Polarimetry: the characterisation of polarisation effects in EM scattering

This thesis is concerned with the development of a general theory for the characterisation of polarimetric scattering problems. Traditionally, two main approaches have been used in the literature: the first based on measurement of the coherent scattering matrix (Jones calculus) and the second on measurement of the wave Stokes parameters (Mueller calculus). This thesis contains three main developments which extend and complement the published work in this area: 1) The representation of nonsymmetric scattering matrices on the Poincare sphere, using an extension of the fork analysis first introduced by Kennaugh. 2) The construction of a geometry based on the Lorentz , transformation for analysing, on the Poincare sphere.
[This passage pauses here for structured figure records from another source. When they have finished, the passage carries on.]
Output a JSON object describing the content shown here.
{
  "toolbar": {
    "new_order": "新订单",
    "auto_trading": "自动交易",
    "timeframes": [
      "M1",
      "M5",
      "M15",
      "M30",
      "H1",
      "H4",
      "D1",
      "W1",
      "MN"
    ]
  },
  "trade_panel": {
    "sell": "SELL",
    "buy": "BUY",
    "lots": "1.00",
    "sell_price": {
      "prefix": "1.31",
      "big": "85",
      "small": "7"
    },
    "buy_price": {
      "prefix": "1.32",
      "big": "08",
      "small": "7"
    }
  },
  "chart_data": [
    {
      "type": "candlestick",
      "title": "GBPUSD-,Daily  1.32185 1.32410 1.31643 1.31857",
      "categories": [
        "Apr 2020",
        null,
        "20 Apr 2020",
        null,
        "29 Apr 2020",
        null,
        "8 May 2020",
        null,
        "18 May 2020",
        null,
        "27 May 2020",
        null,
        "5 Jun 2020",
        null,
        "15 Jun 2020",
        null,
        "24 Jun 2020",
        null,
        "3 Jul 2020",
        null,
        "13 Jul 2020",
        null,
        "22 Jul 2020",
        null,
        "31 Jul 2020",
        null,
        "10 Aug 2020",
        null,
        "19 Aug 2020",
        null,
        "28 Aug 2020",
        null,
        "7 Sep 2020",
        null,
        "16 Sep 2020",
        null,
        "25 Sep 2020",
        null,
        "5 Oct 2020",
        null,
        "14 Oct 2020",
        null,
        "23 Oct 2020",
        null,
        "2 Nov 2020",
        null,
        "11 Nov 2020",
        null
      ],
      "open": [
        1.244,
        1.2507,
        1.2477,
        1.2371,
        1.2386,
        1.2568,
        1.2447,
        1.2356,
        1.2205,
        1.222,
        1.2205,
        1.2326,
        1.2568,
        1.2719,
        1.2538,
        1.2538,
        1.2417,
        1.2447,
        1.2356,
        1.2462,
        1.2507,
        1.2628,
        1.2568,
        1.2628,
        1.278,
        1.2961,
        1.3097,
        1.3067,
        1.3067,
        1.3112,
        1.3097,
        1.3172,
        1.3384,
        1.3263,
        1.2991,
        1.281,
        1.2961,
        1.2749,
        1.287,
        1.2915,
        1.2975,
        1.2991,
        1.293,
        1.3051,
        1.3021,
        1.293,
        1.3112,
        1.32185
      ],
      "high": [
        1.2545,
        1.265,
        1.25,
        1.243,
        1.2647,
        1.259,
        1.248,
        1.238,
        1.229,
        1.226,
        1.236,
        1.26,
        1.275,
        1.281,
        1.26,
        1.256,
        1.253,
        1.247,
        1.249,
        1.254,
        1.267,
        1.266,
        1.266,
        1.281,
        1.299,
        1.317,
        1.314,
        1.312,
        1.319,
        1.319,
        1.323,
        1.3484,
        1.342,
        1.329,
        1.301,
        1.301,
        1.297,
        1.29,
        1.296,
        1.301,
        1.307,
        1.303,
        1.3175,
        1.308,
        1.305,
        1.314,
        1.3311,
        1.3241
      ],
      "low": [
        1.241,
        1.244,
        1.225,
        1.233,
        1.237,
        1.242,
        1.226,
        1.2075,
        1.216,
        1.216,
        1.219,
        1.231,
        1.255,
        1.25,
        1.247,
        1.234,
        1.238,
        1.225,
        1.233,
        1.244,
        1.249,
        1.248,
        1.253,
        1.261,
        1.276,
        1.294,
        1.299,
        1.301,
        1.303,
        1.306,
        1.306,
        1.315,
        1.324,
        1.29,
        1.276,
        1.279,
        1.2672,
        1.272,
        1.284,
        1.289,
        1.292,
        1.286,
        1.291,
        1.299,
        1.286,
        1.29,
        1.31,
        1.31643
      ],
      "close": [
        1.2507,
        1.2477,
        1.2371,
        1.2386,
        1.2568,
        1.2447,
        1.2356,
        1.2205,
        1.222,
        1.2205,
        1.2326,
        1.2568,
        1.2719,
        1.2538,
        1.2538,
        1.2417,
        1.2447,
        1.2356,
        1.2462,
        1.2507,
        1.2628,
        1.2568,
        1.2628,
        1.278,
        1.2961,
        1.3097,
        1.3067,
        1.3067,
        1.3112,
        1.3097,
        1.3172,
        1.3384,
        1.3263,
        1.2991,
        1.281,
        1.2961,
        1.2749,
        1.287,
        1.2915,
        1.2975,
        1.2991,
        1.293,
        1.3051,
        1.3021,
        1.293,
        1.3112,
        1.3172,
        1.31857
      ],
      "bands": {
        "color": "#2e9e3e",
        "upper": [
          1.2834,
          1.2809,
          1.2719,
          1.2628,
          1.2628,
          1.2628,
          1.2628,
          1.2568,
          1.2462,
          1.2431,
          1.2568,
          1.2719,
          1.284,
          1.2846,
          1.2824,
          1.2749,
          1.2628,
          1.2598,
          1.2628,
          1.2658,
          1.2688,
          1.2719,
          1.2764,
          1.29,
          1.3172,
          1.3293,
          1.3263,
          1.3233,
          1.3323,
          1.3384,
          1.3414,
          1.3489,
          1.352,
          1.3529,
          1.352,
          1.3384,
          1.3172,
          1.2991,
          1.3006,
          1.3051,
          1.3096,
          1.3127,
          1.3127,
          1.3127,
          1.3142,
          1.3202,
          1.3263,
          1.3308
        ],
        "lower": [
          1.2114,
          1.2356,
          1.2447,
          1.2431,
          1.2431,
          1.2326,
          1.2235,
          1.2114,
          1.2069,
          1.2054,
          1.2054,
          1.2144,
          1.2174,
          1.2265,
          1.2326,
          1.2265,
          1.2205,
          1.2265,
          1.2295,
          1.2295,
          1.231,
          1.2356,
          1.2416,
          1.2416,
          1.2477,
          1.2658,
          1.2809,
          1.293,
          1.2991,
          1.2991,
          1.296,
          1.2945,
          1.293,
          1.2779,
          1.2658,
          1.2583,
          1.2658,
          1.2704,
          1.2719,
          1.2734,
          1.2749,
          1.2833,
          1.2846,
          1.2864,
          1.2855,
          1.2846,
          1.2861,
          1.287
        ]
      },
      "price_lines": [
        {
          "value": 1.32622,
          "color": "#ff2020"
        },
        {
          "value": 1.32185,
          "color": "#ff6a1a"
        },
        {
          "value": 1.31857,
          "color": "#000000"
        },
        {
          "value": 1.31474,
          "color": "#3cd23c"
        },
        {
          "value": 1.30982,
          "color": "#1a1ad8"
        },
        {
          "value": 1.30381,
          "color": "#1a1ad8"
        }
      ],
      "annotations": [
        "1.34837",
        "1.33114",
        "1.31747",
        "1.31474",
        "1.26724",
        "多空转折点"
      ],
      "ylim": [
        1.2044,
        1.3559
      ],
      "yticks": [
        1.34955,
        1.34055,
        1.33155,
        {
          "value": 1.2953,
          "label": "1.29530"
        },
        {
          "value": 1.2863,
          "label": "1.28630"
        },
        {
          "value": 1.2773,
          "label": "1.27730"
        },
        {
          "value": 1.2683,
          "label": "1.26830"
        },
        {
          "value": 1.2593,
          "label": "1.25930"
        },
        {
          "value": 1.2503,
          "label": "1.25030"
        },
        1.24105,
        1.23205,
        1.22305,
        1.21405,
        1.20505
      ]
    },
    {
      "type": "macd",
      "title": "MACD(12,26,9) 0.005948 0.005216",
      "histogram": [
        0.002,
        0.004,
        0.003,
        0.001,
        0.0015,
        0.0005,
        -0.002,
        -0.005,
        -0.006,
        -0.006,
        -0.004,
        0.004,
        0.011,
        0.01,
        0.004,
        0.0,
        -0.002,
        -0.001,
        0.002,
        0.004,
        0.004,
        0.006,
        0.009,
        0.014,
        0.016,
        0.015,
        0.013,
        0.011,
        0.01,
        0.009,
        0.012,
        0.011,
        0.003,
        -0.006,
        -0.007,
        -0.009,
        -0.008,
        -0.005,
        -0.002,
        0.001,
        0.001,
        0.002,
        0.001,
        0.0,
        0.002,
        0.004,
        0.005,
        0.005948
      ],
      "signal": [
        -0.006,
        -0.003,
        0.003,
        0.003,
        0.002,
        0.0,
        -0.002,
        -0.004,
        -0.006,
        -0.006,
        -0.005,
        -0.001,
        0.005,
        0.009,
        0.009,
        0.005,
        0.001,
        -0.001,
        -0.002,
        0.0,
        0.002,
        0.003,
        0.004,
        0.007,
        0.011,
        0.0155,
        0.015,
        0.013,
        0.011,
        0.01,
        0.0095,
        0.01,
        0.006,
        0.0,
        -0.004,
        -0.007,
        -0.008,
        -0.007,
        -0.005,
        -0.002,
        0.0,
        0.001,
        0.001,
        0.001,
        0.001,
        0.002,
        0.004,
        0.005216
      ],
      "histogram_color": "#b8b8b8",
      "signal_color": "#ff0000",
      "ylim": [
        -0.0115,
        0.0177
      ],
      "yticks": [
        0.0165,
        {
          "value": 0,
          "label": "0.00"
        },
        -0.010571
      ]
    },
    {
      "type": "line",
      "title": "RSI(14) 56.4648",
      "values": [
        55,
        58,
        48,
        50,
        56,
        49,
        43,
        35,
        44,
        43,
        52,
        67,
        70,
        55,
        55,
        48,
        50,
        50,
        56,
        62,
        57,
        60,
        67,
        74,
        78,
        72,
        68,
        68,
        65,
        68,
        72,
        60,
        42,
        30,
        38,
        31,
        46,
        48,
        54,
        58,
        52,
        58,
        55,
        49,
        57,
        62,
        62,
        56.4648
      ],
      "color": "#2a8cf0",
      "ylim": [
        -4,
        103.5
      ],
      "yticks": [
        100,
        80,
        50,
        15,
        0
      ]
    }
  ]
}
The interaction of partially polarised waves with single targets. 3) The reformulation of polarisation scattering problems in terms of a target spinor and associated coherency matrix. This leads to the construction of a target sphere in 6 dimensions analogous to the Poincare sphere in 3 dimensions. This new formulation also leads to the development of a decomposition theorem for dynamic targets based on the eigenvectors of the coherency matrix. This decomposition is more fundamental than that used by Huynen and the two are compared and contrasted. In order to demonstrate main features of the new theory and to highlight its importance to experimental polarimetry, a laser based optical polarimeter was constructed. Results for the measured coherency Matrix obtained for transmission through quarter and half wave plates are presented and analysed using the target spinor theory.